Маленькая моторная лодка, сильно проседая под грузом коробок и тюков, стояла на приколе под берегом. Гиоргис спустился и, одной рукой взявшись за руль, протянул вторую дочери. Когда Мария уселась на свое место, отец заботливо укутал ее плечи одеялом. Теперь единственным признаком того, что она была не просто еще одним бесформенным тюком, служили длинные пряди темных волос, трепещущие на ветру. Не говоря ни слова, Гиоргис осторожно отвязал лодку, и она отошла от берега. Он проделывал этот путь каждый день, но нынешняя поездка отличалась от обычных челночных плаваний Гиоргиса с товарами для колонистов: началось короткое путешествие Марии навстречу новой жизни на Спиналонге. Путешествие в один конец.

Глава семнадцатая

Мария хотела бы, чтобы время замерло, но оно летело даже быстрее обычного. Через несколько минут отец должен был высадить ее и выгрузить ящики с тем, что осталось у нее от прежней жизни, на пустынный берег, на который без устали накатывали волны. Ей хотелось усилием воли застопорить мотор лодки, однако пролив между Плакой и Спиналонгой был пересечен ими в мгновение ока, и пути назад не было. Ей хотелось припасть к груди отца, умоляя не бросать ее на острове… Но слез у девушки больше не было. С того дня как она обнаружила у себя на ноге подозрительные пятна, Мария столько раз плакала на плече у Фотини, а также по ночам, лежа в постели и поливая подушку слезами, что теперь ее глаза были сухими, как критские скалы жарким летом.
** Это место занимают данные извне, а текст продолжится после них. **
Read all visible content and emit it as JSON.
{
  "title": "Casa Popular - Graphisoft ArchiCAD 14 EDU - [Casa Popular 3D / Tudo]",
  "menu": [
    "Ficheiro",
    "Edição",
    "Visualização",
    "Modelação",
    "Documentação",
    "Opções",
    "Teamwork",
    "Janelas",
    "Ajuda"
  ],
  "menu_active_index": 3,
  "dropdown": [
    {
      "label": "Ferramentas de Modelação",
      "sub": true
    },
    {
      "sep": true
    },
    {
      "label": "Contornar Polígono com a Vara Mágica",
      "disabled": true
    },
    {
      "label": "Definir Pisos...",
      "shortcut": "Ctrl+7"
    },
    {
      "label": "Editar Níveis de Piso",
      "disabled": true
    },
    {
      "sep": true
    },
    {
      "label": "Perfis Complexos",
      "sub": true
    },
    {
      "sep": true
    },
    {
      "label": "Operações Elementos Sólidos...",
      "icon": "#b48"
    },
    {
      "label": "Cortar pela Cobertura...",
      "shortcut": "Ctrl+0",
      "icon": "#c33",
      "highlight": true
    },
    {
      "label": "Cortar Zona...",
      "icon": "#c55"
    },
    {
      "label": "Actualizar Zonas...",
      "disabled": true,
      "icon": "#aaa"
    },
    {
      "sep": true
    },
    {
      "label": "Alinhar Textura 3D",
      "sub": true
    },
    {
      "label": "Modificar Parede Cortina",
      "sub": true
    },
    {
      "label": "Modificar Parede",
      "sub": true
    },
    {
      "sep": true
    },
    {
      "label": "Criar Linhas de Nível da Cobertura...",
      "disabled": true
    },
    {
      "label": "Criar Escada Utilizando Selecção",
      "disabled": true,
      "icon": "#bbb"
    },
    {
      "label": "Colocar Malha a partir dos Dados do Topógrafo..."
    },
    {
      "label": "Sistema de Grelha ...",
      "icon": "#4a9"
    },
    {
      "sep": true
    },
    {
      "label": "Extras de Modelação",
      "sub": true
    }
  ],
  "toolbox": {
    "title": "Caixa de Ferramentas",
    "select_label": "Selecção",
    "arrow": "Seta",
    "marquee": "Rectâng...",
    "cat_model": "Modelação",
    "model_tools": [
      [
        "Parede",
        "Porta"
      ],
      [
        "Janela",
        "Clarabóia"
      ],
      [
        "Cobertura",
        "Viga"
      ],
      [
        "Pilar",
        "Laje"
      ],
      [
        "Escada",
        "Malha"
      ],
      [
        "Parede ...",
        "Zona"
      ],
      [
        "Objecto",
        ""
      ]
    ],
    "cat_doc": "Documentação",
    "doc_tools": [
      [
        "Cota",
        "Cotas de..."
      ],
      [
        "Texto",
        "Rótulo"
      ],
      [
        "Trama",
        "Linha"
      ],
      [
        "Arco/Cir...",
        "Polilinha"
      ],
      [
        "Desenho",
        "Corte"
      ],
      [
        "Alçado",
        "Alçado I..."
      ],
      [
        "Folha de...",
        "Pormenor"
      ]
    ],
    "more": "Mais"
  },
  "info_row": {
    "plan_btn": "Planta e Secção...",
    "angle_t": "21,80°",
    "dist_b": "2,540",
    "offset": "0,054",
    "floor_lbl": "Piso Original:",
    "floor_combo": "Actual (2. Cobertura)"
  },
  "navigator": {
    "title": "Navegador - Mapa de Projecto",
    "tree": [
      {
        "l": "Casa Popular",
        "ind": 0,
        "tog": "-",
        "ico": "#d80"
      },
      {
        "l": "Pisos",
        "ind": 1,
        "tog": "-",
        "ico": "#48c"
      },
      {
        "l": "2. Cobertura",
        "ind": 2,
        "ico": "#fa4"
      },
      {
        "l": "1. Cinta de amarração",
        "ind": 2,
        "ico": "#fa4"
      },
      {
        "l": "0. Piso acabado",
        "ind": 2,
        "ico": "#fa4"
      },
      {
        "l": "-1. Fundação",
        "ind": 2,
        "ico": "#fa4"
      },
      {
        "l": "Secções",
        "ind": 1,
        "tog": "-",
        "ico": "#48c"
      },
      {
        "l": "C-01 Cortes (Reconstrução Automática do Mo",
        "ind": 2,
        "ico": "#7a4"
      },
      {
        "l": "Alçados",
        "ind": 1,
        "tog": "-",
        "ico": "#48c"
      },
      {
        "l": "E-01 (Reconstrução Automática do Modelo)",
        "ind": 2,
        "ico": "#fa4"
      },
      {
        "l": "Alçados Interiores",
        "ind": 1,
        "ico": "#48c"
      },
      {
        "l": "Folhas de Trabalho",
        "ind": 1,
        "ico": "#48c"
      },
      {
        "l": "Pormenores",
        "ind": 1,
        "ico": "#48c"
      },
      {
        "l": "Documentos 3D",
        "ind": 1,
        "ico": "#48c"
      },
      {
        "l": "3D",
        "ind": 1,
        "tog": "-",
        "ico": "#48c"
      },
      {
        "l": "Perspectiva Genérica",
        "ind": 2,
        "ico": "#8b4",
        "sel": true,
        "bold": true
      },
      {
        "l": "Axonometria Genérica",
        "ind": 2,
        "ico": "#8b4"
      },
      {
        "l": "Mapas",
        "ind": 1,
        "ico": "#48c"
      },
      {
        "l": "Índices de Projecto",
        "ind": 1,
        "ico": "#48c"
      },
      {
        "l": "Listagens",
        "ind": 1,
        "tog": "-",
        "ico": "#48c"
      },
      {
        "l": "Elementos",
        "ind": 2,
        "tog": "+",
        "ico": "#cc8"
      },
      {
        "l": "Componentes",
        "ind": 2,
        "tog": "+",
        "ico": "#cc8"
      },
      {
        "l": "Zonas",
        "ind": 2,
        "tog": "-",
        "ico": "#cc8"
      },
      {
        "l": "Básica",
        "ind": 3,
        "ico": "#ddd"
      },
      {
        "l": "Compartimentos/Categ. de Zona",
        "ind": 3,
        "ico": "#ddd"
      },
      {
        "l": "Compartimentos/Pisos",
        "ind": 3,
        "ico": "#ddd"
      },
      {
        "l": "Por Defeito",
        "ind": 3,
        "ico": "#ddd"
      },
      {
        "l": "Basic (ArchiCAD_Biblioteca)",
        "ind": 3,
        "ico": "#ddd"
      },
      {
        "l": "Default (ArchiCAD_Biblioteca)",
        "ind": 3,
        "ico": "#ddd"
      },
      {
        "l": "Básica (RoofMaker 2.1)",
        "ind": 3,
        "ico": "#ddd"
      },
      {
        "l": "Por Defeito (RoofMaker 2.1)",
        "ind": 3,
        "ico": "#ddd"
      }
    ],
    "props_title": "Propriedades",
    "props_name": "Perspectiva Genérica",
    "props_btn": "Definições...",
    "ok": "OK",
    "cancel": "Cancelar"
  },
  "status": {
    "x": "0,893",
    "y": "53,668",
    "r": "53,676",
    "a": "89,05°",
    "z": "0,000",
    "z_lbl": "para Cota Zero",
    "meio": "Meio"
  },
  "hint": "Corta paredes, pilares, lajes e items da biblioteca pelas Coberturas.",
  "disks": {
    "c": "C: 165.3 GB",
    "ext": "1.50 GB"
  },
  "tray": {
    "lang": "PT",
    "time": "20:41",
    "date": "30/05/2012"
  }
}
Гиоргис выгрузил ящики, и некоторое время они были одни: старый рыбак решил, что не уедет, пока кто-нибудь не выйдет встретить его дочь. Он был знаком с ритуалом встречи новоприбывших ничуть не хуже, чем сами островитяне, и знал, что вскоре на пристань должен прийти кто-то из колонистов.

– Мария, держись, – тихо сказал он дочери. – Завтра я приеду опять. Если сможешь, выйди сюда, хорошо?
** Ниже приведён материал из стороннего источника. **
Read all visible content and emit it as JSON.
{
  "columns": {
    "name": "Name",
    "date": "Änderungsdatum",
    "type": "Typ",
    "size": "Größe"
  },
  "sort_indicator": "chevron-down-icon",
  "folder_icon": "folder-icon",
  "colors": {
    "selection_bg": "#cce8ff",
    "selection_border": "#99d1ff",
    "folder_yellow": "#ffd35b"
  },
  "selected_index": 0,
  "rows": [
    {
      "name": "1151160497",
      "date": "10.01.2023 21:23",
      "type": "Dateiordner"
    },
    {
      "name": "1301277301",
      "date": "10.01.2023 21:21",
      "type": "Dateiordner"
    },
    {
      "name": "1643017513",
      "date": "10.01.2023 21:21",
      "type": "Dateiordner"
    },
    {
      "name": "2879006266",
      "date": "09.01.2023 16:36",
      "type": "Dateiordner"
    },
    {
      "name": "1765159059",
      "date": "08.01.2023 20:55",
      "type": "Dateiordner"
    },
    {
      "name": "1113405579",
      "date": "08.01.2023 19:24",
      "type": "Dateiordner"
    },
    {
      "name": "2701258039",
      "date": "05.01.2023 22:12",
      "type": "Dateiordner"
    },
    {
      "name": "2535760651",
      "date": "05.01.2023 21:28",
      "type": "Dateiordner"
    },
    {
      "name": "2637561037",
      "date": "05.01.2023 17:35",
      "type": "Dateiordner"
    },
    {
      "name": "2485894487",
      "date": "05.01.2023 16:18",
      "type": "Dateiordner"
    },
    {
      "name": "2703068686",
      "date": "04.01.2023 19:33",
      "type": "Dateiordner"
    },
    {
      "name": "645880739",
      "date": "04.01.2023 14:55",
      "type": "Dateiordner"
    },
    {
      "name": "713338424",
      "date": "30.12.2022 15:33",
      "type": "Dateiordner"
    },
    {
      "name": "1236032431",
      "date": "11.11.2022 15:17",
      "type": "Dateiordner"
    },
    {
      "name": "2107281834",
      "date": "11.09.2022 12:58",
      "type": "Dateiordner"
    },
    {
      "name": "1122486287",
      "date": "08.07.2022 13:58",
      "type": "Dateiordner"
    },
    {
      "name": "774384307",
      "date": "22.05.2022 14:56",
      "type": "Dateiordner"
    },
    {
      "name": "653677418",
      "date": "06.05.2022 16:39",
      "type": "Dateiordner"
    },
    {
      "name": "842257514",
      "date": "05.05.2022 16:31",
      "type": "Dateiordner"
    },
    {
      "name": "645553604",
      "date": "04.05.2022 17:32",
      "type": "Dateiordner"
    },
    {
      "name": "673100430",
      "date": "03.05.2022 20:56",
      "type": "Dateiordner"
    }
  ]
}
Гиоргис сжал руки Марии в своих. В последнее время он практически забыл об осторожности – особенно с дочерью. К черту лепру! Возможно, для них было бы лучше, если бы он тоже переселился на остров, к Марии. Оставалась только одна сложность: без него некому было доставлять товары на Спиналонгу. Колонистам пришлось бы искать человека, который согласится это делать, – иначе на остров снова заглянет нужда.

– Конечно же, я приду, если это не запрещено, – ответила Мария.

– Я уверен, что никто не станет тебе ничего запрещать. Смотри, – сказал Гиоргис, указывая на человека, выходившего из длинного туннеля под стеной крепости. – Это Никос Пападимитриу, главный человек на острове. Вчера я написал ему, что сегодня привезу тебя. При всех затруднениях обращайся к нему.

– Добро пожаловать на Спиналонгу, – обратился Пападимитриу к Марии.

Девушку поразило то, насколько непринужденно прозвучал его голос, и на мгновение она забыла о своих переживаниях.

– Вчера ваш отец прислал мне записку, в которой сообщил о предстоящем прибытии. Я позабочусь о том, чтобы вещи были перенесены в ваш новый дом. Пойдемте?

Пападимитриу жестом пригласил Марию следовать за ним в туннель. Лишь несколько недель назад Мария смотрела в кинотеатре Агиос Николаос голливудский фильм, в одной из сцен которого героиню подвезли к величественному отелю на лимузине и она по красному ковру прошла в здание, оставив свой багаж на попечение портье. Девушка попыталась представить, что с ней происходит то же самое.

– Одну секунду, – торопливо проговорила она. – Можно мне встречать отца каждый раз, когда он привозит сюда доктора Лапакиса?

– Конечно же! – воскликнул Пападимитриу. – Я знаю, что вы не попытаетесь сбежать отсюда. Одно время мы запрещали островитянам выходить навстречу лодке, поскольку было отмечено несколько попыток покинуть остров, но в последние годы люди больше не хотят расставаться с ним.

Гиоргису было не по душе, что его расставание с Марией получилось настолько сухим.

– Я знаю, местные обитатели будут добры к тебе, – как можно более уверенно произнес он. – Можешь быть спокойна.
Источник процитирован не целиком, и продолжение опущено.